America’s job market doesn’t have a lot of bright spots these days. One is the temporary staffing industry, which is growing at a robust pace.

“At the national level, it is the fastest-growing industry,” said Robert Crouch, vice president of Sedona Staffing, which staffs companies in Waco, Temple and Killeen. “That’s a fact.”

Numbers supplied by the American Staffing Association back up Crouch’s claim. According to the group’s website,, the staffing and recruiting industry has created more jobs than any other industry in the last three years.

U.S. Bureau of Labor Statistics show staffing firms added 786,000 jobs between June 2009 and July 2012, while accounting for less than 2 percent of American jobs. Health care, which accounts for 11 percent, added 829,000 jobs during that same period. The bureau reported that the temporary staffing industry grew 45 percent since the recession ended in 2009.

Jason Linder, branch manager of Labor Ready in Killeen, said the area might be outpacing even those numbers. He said his company, which works closely with the construction industry, has grown by “leaps and bounds” over the last three years.

“From the downturn in ’08 and ’09, it got pretty slow,” Linder said. “A lot of people were cautions about hiring, especially our customers. It was an initial shock for us, because activity dropped in 2009.”

Abrupt change in late 2009

Linder said things changed abruptly in late 2009.

“Since the slowest part of 2009, we have increased by about 60 percent,” Linder said. “I think that’s accurate.”

Sol Melton, area manager for Spherion Staffing Services in Temple, said the numbers at his company are similar. He said he thinks this bodes well for the overall job market.

“That’s pretty dead on,” Melton said. “As you will hear from any economist, the staffing industry is a very good indicator of what is going on in the economy. As staffing payroll decreases, it is a sign of a recession. As you see an increase, that is an indicator things are picking up.”

Solid growth last year for national, local temp companies

Melton said the national numbers are very solid, but locally they are among the best he has seen.

“2012 was very strong,” he said. “(Nationally) it wasn’t the best ever, but it was a very good year. From a local standpoint, it was one of the best.”

Killeen residents and people connected to the military have benefited from the growth.

“I would say 85 percent of our employees live in Killeen,” Melton said. “I would say an equivalent amount of our employes are someone related to the military.”

Workforce Solutions of Texas has noticed the uptick in temp employment, said Wendy Ann Damon, career center supervisor at Workforce Solutions of Central Texas.

“There has been an increase in individuals getting hired in temp assignments,” Damon said. “Some of that is from companies hiring temps on their own, and some of that is through the use of agencies.”

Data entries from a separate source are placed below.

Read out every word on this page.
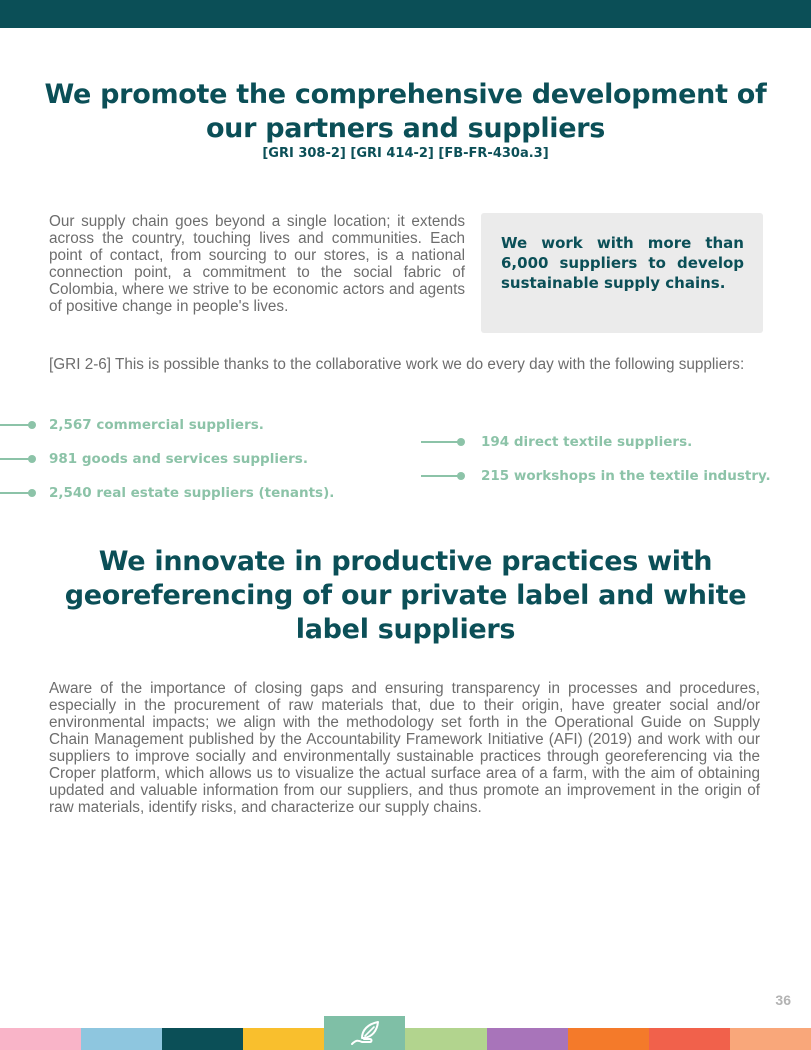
We promote the comprehensive development of our partners and suppliers
[GRI 308-2] [GRI 414-2] [FB-FR-430a.3]

Our supply chain goes beyond a single location; it extends across the country, touching lives and communities. Each point of contact, from sourcing to our stores, is a national connection point, a commitment to the social fabric of Colombia, where we strive to be economic actors and agents of positive change in people's lives.

We work with more than 6,000 suppliers to develop sustainable supply chains.

[GRI 2-6] This is possible thanks to the collaborative work we do every day with the following suppliers:

2,567 commercial suppliers.
981 goods and services suppliers.
2,540 real estate suppliers (tenants).
194 direct textile suppliers.
215 workshops in the textile industry.
We innovate in productive practices with georeferencing of our private label and white label suppliers

Aware of the importance of closing gaps and ensuring transparency in processes and procedures, especially in the procurement of raw materials that, due to their origin, have greater social and/or environmental impacts; we align with the methodology set forth in the Operational Guide on Supply Chain Management published by the Accountability Framework Initiative (AFI) (2019) and work with our suppliers to improve socially and environmentally sustainable practices through georeferencing via the Croper platform, which allows us to visualize the actual surface area of a farm, with the aim of obtaining updated and valuable information from our suppliers, and thus promote an improvement in the origin of raw materials, identify risks, and characterize our supply chains.

36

Damon said temp work is ideal for people who need immediate employment or want to get their foot in the door with an area employer.

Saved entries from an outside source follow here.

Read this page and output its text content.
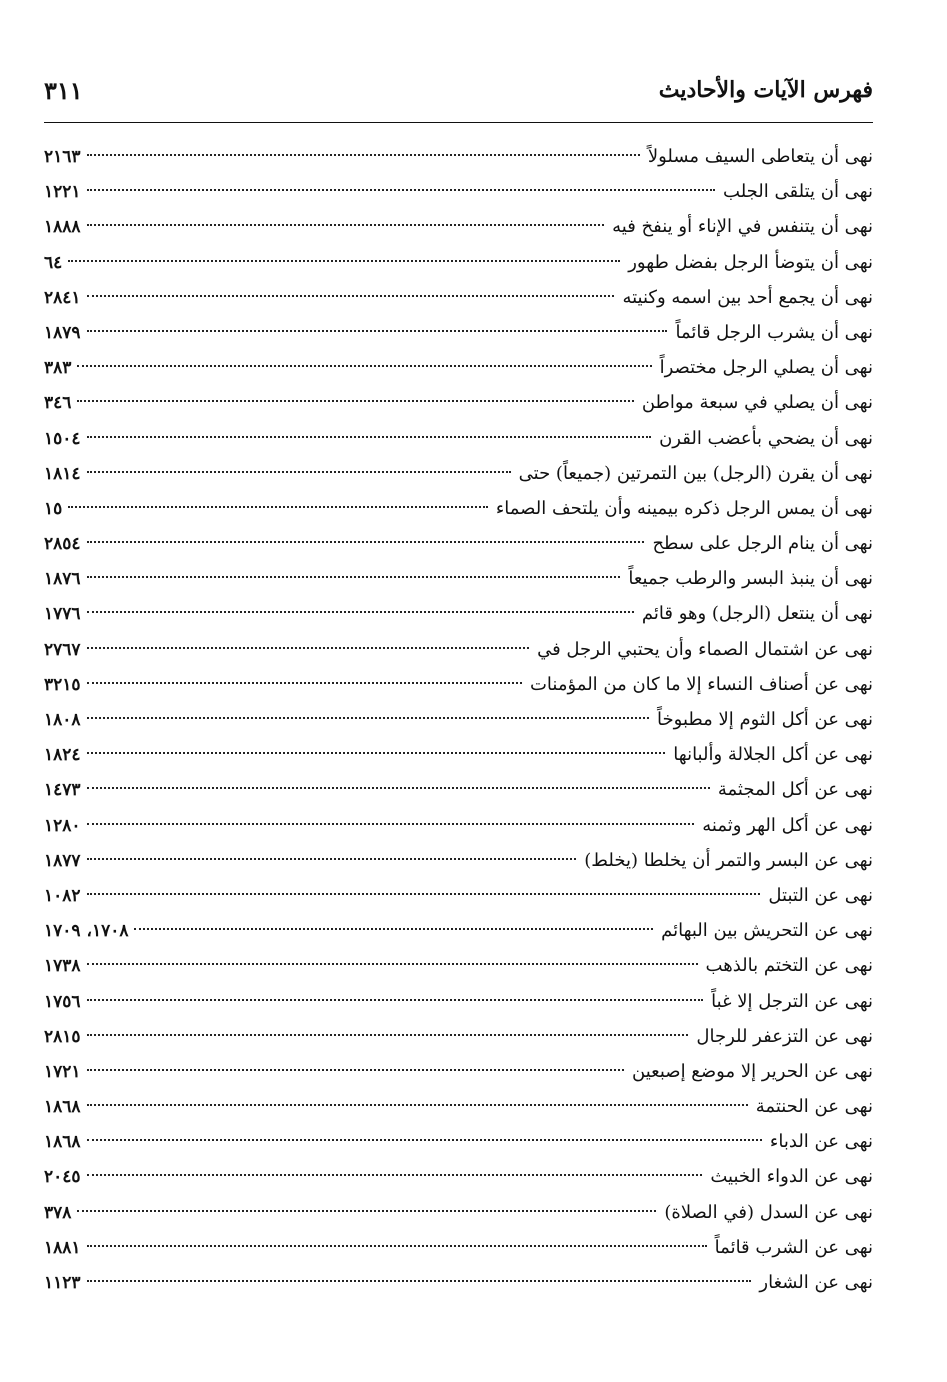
فهرس الآيات والأحاديث
٣١١
نهى أن يتعاطى السيف مسلولاً
٢١٦٣
نهى أن يتلقى الجلب
١٢٢١
نهى أن يتنفس في الإناء أو ينفخ فيه
١٨٨٨
نهى أن يتوضأ الرجل بفضل طهور
٦٤
نهى أن يجمع أحد بين اسمه وكنيته
٢٨٤١
نهى أن يشرب الرجل قائماً
١٨٧٩
نهى أن يصلي الرجل مختصراً
٣٨٣
نهى أن يصلي في سبعة مواطن
٣٤٦
نهى أن يضحي بأعضب القرن
١٥٠٤
نهى أن يقرن (الرجل) بين التمرتين (جميعاً) حتى
١٨١٤
نهى أن يمس الرجل ذكره بيمينه وأن يلتحف الصماء
١٥
نهى أن ينام الرجل على سطح
٢٨٥٤
نهى أن ينبذ البسر والرطب جميعاً
١٨٧٦
نهى أن ينتعل (الرجل) وهو قائم
١٧٧٦
نهى عن اشتمال الصماء وأن يحتبي الرجل في
٢٧٦٧
نهى عن أصناف النساء إلا ما كان من المؤمنات
٣٢١٥
نهى عن أكل الثوم إلا مطبوخاً
١٨٠٨
نهى عن أكل الجلالة وألبانها
١٨٢٤
نهى عن أكل المجثمة
١٤٧٣
نهى عن أكل الهر وثمنه
١٢٨٠
نهى عن البسر والتمر أن يخلطا (يخلط)
١٨٧٧
نهى عن التبتل
١٠٨٢
نهى عن التحريش بين البهائم
١٧٠٨، ١٧٠٩
نهى عن التختم بالذهب
١٧٣٨
نهى عن الترجل إلا غباً
١٧٥٦
نهى عن التزعفر للرجال
٢٨١٥
نهى عن الحرير إلا موضع إصبعين
١٧٢١
نهى عن الحنتمة
١٨٦٨
نهى عن الدباء
١٨٦٨
نهى عن الدواء الخبيث
٢٠٤٥
نهى عن السدل (في الصلاة)
٣٧٨
نهى عن الشرب قائماً
١٨٨١
نهى عن الشغار
١١٢٣
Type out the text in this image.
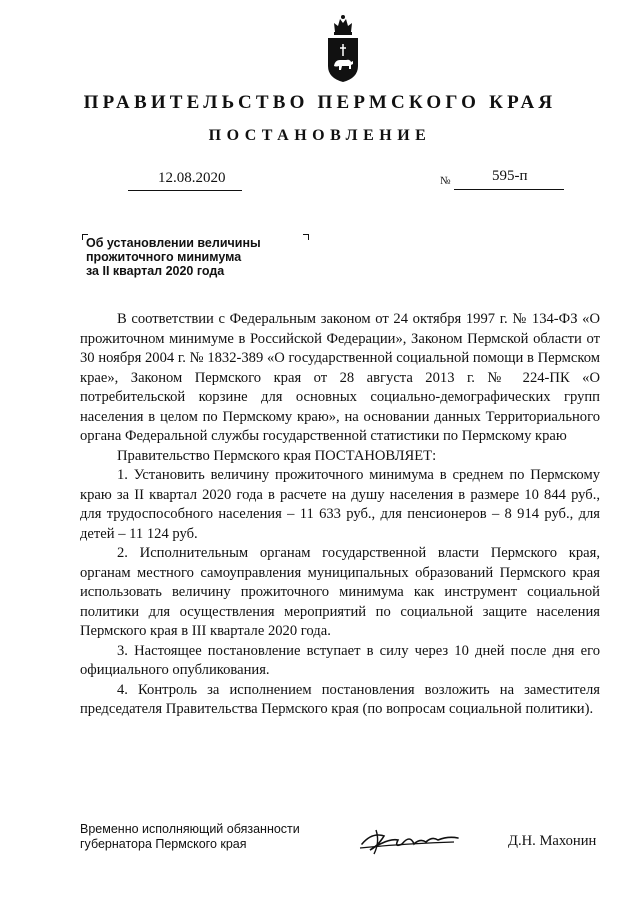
ПРАВИТЕЛЬСТВО ПЕРМСКОГО КРАЯ
ПОСТАНОВЛЕНИЕ
12.08.2020	№	595-п
Об установлении величины
прожиточного минимума
за II квартал 2020 года

В соответствии с Федеральным законом от 24 октября 1997 г. № 134-ФЗ «О прожиточном минимуме в Российской Федерации», Законом Пермской области от 30 ноября 2004 г. № 1832-389 «О государственной социальной помощи в Пермском крае», Законом Пермского края от 28 августа 2013 г. № 224-ПК «О потребительской корзине для основных социально-демографических групп населения в целом по Пермскому краю», на основании данных Территориального органа Федеральной службы государственной статистики по Пермскому краю

Правительство Пермского края ПОСТАНОВЛЯЕТ:

1. Установить величину прожиточного минимума в среднем по Пермскому краю за II квартал 2020 года в расчете на душу населения в размере 10 844 руб., для трудоспособного населения – 11 633 руб., для пенсионеров – 8 914 руб., для детей – 11 124 руб.

2. Исполнительным органам государственной власти Пермского края, органам местного самоуправления муниципальных образований Пермского края использовать величину прожиточного минимума как инструмент социальной политики для осуществления мероприятий по социальной защите населения Пермского края в III квартале 2020 года.

3. Настоящее постановление вступает в силу через 10 дней после дня его официального опубликования.

4. Контроль за исполнением постановления возложить на заместителя председателя Правительства Пермского края (по вопросам социальной политики).

Временно исполняющий обязанности
губернатора Пермского края	Д.Н. Махонин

“Using temp agencies is a great way to get introduced to the various employers in the area and get your foot in the door with a company,” Damon said. “Many of the temp agencies have both an employment side for temp assignments, as well as a side that seeks full-time professionals for companies.”

Damon said another advantage is that most temp agencies are national operations.

“The great part about that is if you relocate, it is real easy to get with the temp agency at the new location because you are already working with them,” she said.

Growth comes with caveat

The growth in the temporary employment industry does have a caveat. Much of the growth is recovery from losses the industry suffered during the recession. While the industry is growing at a rapid rate, it is not employing a record number of people.

According to the staffing association’s quarterly employment and sales survey, staffing firms lost almost 1.2 million jobs, or 36 percent of their workforce, during the 18-month recession.

“It’s a relative thing,” Crouch said. “Our industry is the fastest-growing industry out of all the industries. It sounds great, but the problem is the staffing industry has had better years in terms of how many employees it has. But it is growing faster than any other industry now.”

Part of the reason temp agencies are recovering quickly is the convenience and cost savings they offer companies. Temp agencies can save them money by handling payroll, government taxes and the soft cost of losing productivity due to an open position.

“It’s like a turnkey employee,” Linder said.

Despite the savings, statistics show that unless there is a major paradigm shift, the American worker does not have to worry about being replaced by lower cost temps. Currently, there are almost a half-million fewer temps employed nationwide than there were before the recession.

“Do I think companies will eventually stop hiring their own people? No,” Damon said. “The use of temp agencies has been going on for decades, and that isn’t going to change.”